- Theatrical release poster
- Directed by: Kunal V Singh
- Story by: Kunal V Singh
- Produced by: Mahesh Narula, Vikas Phadnis
- Starring: Ruslaan Mumtaz Devshi Khanduri Rohit Pathak
- Cinematography: Shrikant Pattnaik
- Edited by: Lav Singh Shankar Samant
- Music by: Deepak Agrawal Ashfaque Nayan Goswami AARV Ricky Mishra
- Production companies: Gmd Films Theatre King
- Distributed by: Lav Singh
- Release date: 13 May 2016;
- Country: India
- Language: Hindi

= Khel Toh Ab Shuru Hoga =

Khel Toh Ab Shuru Hoga is a 2016 Bollywood action film directed by Kunal Singh and produced by Mahesh Narula. The film's story is about a bank robbery in which actor Ruslaan Mumtaz plays the role of a bank security guard, who ultimately robs the bank. The film was released on 13 May 2016.

==Cast==
Actress Devshi Khanduri is playing the character of a Muslim girl. Actor Rohit Pathak is playing negative role in the film.

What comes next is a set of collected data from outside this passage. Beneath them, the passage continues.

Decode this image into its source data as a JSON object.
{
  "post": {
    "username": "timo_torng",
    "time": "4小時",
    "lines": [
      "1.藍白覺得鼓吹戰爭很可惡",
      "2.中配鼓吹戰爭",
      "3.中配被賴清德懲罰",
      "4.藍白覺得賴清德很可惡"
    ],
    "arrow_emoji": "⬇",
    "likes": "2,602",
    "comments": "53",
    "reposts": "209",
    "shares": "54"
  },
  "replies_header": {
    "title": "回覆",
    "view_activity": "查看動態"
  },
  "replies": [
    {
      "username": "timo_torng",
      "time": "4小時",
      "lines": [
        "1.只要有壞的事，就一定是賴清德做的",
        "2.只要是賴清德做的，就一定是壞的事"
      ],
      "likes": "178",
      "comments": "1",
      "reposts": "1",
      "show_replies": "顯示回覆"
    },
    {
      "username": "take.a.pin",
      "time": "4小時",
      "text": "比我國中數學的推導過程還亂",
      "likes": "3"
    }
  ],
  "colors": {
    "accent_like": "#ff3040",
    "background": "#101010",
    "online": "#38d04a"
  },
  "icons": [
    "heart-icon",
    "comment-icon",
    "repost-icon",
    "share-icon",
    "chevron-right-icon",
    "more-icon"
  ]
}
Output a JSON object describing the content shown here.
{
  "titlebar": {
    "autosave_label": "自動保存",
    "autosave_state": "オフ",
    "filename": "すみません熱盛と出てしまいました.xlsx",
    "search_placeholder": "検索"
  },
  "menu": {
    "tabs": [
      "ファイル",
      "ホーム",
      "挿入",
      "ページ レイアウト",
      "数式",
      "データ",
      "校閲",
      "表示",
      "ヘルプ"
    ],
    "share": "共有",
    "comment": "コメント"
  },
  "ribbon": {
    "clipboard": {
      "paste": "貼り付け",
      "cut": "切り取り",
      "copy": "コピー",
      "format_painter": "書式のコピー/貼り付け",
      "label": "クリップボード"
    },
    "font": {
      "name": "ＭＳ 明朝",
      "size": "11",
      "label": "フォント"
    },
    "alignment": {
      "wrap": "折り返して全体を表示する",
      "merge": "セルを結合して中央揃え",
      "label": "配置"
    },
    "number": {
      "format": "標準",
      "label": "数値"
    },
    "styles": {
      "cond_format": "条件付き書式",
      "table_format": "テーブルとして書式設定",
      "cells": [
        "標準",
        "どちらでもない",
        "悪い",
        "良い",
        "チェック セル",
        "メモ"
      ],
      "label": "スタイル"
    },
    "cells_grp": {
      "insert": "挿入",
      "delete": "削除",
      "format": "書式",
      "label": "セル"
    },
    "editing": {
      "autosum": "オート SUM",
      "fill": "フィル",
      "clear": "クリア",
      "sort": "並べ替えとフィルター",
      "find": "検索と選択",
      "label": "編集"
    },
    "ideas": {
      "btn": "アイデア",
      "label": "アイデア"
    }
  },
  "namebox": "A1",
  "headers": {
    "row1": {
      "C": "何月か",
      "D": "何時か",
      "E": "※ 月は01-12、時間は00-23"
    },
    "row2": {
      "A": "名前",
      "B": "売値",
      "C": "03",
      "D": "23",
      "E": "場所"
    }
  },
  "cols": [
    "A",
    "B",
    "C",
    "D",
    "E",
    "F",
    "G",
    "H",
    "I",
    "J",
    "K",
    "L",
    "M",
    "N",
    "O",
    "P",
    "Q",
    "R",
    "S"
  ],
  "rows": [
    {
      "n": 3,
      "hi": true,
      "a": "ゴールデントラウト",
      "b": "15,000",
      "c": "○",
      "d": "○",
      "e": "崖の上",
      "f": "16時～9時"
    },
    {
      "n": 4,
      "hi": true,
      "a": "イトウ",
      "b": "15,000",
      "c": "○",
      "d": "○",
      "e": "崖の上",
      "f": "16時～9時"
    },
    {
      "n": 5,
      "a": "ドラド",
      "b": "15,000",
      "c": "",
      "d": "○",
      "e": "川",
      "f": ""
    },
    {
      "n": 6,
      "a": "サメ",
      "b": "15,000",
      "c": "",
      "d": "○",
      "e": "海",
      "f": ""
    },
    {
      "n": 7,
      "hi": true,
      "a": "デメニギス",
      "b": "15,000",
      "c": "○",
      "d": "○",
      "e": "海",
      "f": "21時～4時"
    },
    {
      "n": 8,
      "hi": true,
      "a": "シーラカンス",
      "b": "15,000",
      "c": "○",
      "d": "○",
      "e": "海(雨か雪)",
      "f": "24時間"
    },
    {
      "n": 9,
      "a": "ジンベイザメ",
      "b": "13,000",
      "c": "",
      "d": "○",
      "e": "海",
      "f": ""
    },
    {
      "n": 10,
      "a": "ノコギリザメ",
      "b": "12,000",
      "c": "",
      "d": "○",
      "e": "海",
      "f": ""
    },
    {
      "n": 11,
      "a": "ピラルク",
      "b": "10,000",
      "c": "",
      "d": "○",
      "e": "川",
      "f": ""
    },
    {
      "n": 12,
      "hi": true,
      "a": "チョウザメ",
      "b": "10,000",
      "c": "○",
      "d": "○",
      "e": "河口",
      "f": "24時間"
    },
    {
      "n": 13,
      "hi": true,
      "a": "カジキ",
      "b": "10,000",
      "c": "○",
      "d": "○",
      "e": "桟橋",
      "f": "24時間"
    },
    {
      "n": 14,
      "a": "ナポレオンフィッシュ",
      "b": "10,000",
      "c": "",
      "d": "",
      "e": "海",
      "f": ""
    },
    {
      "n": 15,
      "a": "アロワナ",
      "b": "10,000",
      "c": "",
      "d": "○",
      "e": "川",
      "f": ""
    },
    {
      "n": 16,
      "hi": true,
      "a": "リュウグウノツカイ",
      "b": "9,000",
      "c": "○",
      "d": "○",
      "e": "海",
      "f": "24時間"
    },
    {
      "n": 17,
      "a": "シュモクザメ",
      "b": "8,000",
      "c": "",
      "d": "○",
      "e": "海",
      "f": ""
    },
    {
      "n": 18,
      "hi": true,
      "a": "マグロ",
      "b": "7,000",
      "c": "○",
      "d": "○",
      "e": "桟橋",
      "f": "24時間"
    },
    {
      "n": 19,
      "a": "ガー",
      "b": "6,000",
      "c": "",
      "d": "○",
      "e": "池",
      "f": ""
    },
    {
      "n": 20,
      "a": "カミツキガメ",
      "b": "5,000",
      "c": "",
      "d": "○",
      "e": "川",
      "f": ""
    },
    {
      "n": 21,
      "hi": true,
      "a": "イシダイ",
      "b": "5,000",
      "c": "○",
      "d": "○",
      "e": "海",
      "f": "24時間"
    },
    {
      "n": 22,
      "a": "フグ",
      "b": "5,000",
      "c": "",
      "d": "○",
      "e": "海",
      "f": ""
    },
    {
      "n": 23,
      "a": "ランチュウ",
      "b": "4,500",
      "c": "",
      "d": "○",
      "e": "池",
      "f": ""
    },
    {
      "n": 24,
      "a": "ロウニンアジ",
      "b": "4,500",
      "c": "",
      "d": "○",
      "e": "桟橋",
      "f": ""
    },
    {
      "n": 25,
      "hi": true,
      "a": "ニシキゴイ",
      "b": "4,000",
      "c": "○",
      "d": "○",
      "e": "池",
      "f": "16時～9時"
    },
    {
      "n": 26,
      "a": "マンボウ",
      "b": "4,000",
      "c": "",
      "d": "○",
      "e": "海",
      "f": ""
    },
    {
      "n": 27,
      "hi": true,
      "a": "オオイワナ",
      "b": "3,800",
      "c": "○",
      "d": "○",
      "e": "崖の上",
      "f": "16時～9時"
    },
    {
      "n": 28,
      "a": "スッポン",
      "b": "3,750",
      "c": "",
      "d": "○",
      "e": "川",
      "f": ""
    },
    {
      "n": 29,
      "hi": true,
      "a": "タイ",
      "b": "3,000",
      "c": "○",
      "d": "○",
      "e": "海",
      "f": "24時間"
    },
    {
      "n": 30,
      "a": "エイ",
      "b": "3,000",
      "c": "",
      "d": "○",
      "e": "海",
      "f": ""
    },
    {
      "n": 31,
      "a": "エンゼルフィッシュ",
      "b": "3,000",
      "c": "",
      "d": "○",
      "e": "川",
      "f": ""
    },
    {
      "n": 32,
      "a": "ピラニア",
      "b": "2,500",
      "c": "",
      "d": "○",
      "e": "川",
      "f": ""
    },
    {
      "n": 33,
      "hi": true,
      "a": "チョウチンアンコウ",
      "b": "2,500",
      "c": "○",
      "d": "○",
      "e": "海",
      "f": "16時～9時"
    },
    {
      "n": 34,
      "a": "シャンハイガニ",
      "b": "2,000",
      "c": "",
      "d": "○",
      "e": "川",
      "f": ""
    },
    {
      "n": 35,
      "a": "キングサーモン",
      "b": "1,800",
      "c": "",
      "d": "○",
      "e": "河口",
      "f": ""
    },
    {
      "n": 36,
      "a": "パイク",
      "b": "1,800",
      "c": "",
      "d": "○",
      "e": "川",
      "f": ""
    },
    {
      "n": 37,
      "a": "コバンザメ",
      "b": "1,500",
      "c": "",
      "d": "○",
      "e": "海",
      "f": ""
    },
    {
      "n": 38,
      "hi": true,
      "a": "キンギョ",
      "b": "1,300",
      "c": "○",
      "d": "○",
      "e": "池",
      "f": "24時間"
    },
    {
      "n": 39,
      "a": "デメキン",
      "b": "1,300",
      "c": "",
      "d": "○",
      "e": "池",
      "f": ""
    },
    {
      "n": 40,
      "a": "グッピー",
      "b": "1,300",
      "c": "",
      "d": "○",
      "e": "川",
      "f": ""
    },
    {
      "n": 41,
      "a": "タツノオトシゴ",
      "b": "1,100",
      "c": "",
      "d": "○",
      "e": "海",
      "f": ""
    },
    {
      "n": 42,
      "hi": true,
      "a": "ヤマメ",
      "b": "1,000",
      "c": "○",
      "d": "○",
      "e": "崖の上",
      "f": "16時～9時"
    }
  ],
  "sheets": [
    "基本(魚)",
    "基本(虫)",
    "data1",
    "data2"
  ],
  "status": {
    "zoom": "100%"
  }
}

- Ruslaan Mumtaz as Abbas, bank security guard
- Devshi Khanduri as Zara, a Muslim girl
- Rohit Pathak as negative lead
- Khushi Sharma in a negative role
- Susheel Parashar
- Hazel Crowney as item number "«

==Soundtrack==
The Music Was Composed By Ashfaque - Nayan Goswami, Ricky Mishra, Aarv, Deepak Agrawal and Released by T-Series.

Track list
| No. | Title | Lyrics | Music | Singer(s) | Length |
|---|---|---|---|---|---|
| 1. | "Mujhe Tu Jo Mila" | Abhendra Kumar Upadhyay | Ashfaque - Nayan Goswami | Aman Trikha | 4:58 |
| 2. | "Dono Aankho Ka Shutter" | Abhendra Kumar Upadhyay | Ashfaque-Nayan Goswami | Kalpana Patowary | 3:35 |
| 3. | "Danka Bajega" | Abhendra Kumar Upadhyay | Ricky Mishra | Aman Trikha | 4:20 |
| 4. | "Khel To Abb Shuru Hoga" | Deepak Agrawal | Aarv, Deepak Agrawal | Shahid Mallya, Promita Datta | 4:11 |
| 5. | "Tu Gham Pehan Ke (Sad)" | Abhendra Kumar Upadhyay | Ashfaque - Nayan Goswami | Altamash Faridi | 4:26 |
| Total length: |  |  |  |  | 21:30 |

==Production==
The film is produced by Delhi-based businessman Mahesh Narula under the production house GMD films. Vikas Phadnis is the Executive Producer of the film.